Turquia condena ataques aéreos de Israel na Síria
Turquia condena ataques aéreos de Israel na Síria (Foto: UMIT BEKTAS)

ANCARA, 7 Mai (Reuters) - O primeiro-ministro turco, Tayyip Erdogan, condenou nesta terça-feira os ataques aéreos israelenses contra alvos próximos a Damasco, dizendo que são uma oportunidade para que o presidente sírio, Bashar al-Assad, possa encobrir seus próprios crimes.

"O ataque aéreo de Israel realizado em Damasco é completamente inaceitável.
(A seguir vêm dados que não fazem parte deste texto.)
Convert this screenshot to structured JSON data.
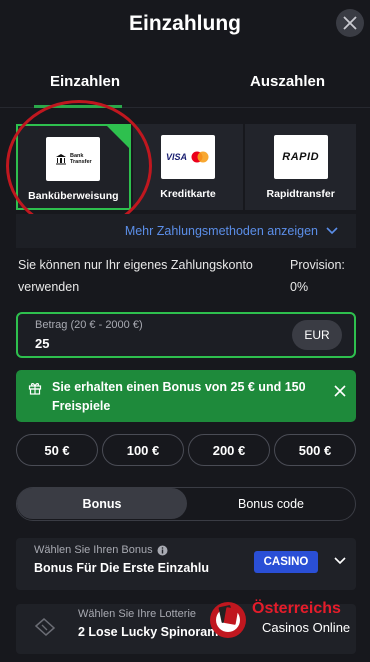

Não há lógica, não há pretexto que possa desculpar essa operação", afirmou Erdogan em uma reunião parlamentar de seu partido.

"Estes ataques são chances, oportunidades oferecidas em uma bandeja de ouro para Assad e para o regime sírio ilegítimo. Usando o ataque de Israel como uma desculpa, ele está tentando encobrir o genocídio em Banias", disse ele.

Erdogan estava se referindo a uma cidade costeira da Síria, onde ativistas contrários ao governo disseram que pelo menos 62 pessoas foram mortas por combatentes aliados a Assad no fim de semana.

Autoridades israelenses disseram que os ataques aéreos na sexta-feira e domingo não tinham a intenção de influenciar a guerra civil em seu país vizinho, mas apenas impedir que mísseis iranianos chegassem a militantes do Hezbollah libanês para um possível uso contra o Estado judeu.

Residentes e fontes da oposição disseram que os aviões israelenses atingiram tropas sírias de elite no vale do rio Barada, que flui através de Damasco, e na montanha Qasioun, com vista para a capital. Eles disseram que os alvos incluíram defesas aéreas, guardas republicanos e um complexo relacionado a armas químicas.

O Líbano, que faz fronteira com Israel e Síria, também condenou os ataques aéreos e apelou ao Conselho de Segurança da ONU para condenar as violações de seu espaço aéreo por parte de Israel.